David Marcus, the former president of PayPal and Meta Messenger, is now focusing on building on Bitcoin’s Lightning Network with the Lightspark team.
The Universal Money Address (UMA) standard was launched one year ago and has since brought about new capabilities for tipping, paying for subscriptions, and invoicing.
Lightspark announced a new Bitcoin Layer 2, Spark, which is compatible with Lightning and allows users to use bitcoin and stablecoins non-custodially.
Marcus believes that Bitcoin is the only asset and network that is neutral enough to become the internet of money.
Two of the main issues holding Bitcoin back are the lack of self-custody wallet support and no native way to travel stablecoins. Lightspark aims to solve these issues through Spark.
UMA Request and UMA Auth enable businesses or e-commerce sites to request money from a wallet for a transaction that can be settled on Lightning, and allows users that are UMA-enabled to delegate push and pull of funds with user set limits.

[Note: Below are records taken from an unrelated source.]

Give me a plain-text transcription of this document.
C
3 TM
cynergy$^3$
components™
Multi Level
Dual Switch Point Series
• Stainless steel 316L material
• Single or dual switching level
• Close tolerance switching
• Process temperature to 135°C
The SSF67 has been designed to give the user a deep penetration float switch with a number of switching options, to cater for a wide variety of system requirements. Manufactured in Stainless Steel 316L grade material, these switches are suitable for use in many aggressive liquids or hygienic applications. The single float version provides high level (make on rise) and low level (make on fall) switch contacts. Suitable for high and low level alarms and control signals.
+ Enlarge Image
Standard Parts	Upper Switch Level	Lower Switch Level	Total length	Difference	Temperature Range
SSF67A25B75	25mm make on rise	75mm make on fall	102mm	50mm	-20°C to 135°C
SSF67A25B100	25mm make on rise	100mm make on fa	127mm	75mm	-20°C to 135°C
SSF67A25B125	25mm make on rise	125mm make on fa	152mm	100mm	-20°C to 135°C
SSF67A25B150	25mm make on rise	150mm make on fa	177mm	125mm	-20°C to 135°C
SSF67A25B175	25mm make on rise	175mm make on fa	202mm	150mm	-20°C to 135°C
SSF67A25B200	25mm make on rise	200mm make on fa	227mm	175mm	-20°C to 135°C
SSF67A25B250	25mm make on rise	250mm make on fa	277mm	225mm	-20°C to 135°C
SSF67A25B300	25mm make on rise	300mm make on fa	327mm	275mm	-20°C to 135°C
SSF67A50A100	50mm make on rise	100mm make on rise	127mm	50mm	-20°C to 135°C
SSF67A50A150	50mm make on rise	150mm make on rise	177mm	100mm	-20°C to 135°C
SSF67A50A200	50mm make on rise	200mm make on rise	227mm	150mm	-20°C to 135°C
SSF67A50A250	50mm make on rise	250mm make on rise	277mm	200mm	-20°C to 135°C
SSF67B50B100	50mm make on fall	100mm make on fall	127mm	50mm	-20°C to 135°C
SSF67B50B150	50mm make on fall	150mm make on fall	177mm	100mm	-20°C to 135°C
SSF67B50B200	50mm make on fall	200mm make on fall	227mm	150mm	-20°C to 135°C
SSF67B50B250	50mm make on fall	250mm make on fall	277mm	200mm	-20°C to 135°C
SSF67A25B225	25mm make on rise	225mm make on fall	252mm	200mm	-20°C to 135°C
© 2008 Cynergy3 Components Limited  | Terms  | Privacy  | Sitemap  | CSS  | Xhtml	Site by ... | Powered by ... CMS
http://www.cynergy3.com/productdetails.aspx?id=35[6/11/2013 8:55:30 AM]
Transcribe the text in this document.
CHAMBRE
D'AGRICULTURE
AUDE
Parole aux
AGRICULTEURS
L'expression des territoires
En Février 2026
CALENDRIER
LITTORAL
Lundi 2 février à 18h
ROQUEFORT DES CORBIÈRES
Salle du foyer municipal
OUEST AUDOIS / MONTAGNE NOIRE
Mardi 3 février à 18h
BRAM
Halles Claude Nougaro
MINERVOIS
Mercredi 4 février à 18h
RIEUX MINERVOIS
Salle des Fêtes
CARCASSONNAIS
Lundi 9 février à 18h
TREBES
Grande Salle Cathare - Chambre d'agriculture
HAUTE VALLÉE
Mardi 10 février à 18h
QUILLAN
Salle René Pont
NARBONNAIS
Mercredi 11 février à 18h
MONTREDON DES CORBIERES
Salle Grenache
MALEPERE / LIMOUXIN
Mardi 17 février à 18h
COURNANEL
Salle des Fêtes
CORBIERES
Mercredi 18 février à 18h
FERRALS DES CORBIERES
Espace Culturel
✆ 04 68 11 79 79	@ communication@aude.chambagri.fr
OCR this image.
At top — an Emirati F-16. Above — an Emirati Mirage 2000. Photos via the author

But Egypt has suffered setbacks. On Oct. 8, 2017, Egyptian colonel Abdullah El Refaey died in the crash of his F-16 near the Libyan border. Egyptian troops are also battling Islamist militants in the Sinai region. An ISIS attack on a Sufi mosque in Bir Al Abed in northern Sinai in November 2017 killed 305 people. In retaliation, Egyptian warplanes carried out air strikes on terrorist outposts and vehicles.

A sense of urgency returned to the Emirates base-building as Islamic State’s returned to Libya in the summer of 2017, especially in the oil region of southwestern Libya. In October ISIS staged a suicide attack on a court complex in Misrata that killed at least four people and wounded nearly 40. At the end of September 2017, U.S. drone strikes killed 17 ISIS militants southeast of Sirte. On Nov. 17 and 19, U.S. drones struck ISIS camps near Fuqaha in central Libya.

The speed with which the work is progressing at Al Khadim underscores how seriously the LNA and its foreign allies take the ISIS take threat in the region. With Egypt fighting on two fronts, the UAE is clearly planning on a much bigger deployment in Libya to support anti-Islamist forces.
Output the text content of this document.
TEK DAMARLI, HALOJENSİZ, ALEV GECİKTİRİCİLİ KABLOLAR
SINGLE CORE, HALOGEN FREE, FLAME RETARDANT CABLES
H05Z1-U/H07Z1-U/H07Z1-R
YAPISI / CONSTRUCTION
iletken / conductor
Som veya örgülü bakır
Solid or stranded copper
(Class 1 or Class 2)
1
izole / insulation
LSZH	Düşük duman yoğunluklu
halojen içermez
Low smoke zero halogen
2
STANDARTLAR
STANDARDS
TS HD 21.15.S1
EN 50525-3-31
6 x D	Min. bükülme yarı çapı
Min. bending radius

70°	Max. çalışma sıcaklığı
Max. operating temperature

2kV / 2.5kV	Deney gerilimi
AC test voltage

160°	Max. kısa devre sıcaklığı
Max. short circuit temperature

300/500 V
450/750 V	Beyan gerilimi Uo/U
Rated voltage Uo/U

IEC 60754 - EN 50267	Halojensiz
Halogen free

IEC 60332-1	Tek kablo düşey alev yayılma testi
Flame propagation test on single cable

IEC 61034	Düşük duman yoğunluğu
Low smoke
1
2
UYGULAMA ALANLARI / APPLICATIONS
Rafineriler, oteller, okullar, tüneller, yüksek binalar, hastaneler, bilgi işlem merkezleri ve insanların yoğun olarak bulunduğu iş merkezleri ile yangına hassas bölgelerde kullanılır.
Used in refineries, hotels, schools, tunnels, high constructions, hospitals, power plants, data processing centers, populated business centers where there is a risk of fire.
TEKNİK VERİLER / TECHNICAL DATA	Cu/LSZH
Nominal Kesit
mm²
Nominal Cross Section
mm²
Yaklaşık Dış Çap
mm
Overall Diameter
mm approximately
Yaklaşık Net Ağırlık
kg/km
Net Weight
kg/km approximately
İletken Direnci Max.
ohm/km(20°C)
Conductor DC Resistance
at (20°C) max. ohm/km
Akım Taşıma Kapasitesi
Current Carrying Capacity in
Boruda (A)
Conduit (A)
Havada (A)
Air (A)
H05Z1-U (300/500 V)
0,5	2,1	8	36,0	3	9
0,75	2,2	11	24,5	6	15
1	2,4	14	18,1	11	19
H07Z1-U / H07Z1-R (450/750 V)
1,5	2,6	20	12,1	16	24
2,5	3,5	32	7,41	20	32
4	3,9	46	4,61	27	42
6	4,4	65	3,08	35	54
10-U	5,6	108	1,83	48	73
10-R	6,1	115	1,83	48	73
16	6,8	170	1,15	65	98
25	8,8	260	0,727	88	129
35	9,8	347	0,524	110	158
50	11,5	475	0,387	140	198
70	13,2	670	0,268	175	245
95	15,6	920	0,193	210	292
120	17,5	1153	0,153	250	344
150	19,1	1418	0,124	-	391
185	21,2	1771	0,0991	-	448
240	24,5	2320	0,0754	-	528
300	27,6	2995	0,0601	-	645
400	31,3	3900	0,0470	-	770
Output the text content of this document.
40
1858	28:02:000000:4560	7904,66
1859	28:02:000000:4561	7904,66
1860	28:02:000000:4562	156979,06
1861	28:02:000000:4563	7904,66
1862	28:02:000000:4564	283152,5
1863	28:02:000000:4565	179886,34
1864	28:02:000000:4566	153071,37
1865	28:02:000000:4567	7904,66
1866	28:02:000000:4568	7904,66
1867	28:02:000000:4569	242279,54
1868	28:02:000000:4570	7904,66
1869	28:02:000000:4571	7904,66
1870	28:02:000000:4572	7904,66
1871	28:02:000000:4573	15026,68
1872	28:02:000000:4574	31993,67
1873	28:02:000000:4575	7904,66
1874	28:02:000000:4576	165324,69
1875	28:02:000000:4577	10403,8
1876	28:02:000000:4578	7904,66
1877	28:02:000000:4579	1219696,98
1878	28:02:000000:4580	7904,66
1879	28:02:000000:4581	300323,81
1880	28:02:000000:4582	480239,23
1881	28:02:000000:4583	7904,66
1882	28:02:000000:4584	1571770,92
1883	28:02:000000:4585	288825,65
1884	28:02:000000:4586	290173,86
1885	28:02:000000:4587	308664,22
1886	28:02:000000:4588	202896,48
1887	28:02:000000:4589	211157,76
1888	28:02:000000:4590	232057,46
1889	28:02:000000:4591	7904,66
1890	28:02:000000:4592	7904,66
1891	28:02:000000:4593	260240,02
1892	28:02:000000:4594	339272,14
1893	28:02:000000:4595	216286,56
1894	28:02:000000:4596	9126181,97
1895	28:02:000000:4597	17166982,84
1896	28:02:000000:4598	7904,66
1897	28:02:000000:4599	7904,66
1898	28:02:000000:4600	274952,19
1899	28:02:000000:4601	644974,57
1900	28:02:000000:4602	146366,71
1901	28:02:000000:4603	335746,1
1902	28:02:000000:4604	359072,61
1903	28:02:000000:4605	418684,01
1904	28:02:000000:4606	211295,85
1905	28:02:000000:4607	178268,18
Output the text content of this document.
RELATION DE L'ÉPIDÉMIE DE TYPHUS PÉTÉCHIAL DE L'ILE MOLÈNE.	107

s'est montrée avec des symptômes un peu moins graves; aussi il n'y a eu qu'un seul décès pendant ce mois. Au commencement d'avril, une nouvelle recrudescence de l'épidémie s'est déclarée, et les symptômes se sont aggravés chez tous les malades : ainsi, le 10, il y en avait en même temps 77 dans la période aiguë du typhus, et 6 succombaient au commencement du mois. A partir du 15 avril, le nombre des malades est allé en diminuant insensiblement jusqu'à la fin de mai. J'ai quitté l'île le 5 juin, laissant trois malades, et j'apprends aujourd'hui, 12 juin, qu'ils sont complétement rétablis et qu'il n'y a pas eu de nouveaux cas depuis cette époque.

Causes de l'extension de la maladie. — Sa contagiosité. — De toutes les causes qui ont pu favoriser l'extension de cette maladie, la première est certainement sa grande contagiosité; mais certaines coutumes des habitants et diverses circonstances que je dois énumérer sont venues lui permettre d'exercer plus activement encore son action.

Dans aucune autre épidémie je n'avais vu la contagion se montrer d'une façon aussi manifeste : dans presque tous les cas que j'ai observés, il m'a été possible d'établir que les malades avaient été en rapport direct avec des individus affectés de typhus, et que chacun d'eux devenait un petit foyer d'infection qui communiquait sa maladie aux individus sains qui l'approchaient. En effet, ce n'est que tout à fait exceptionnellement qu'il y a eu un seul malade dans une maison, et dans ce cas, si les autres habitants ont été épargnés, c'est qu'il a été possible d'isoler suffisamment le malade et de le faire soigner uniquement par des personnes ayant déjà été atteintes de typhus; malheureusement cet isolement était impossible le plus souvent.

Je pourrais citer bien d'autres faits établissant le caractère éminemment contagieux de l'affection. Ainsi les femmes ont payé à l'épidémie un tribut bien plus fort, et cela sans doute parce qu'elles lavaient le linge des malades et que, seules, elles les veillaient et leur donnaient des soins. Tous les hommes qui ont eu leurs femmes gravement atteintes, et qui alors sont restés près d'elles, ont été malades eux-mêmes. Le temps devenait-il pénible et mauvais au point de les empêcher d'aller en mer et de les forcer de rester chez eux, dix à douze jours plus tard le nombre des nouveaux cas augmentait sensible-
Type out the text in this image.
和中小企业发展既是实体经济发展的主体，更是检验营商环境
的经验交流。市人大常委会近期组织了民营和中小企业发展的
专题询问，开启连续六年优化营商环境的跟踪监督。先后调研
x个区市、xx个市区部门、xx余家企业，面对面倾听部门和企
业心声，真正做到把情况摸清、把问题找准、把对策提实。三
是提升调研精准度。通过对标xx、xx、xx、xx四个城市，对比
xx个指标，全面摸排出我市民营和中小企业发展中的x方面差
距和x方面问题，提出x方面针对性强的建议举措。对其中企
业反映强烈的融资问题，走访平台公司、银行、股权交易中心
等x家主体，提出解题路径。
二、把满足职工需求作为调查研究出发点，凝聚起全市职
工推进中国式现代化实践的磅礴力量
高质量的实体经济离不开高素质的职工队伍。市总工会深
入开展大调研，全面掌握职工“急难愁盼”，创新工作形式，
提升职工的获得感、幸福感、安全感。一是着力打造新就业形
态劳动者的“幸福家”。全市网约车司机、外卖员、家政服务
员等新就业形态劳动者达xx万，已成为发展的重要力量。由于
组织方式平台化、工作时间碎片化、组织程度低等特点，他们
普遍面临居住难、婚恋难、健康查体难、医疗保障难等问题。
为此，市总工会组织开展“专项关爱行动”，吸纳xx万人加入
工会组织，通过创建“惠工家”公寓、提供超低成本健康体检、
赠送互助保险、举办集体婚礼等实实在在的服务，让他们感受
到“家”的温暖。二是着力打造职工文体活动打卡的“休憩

For Bitcoin to become the open standard for moving money on the internet, Marcus suggests that the network must be open, self-custody wallets must be supported and fast, and stablecoins must be able to natively travel on Bitcoin.
Lightspark aims to make Bitcoin the internet of money by building new capabilities, while also working with the entire community to build and contribute to efforts that can ultimately extend it to mainstream consumers.
Marcus is excited about the progress Lightspark has made in solving the capabilities required for Bitcoin to become the open internet for money and is looking to find entities that share that vision and will execute it with them.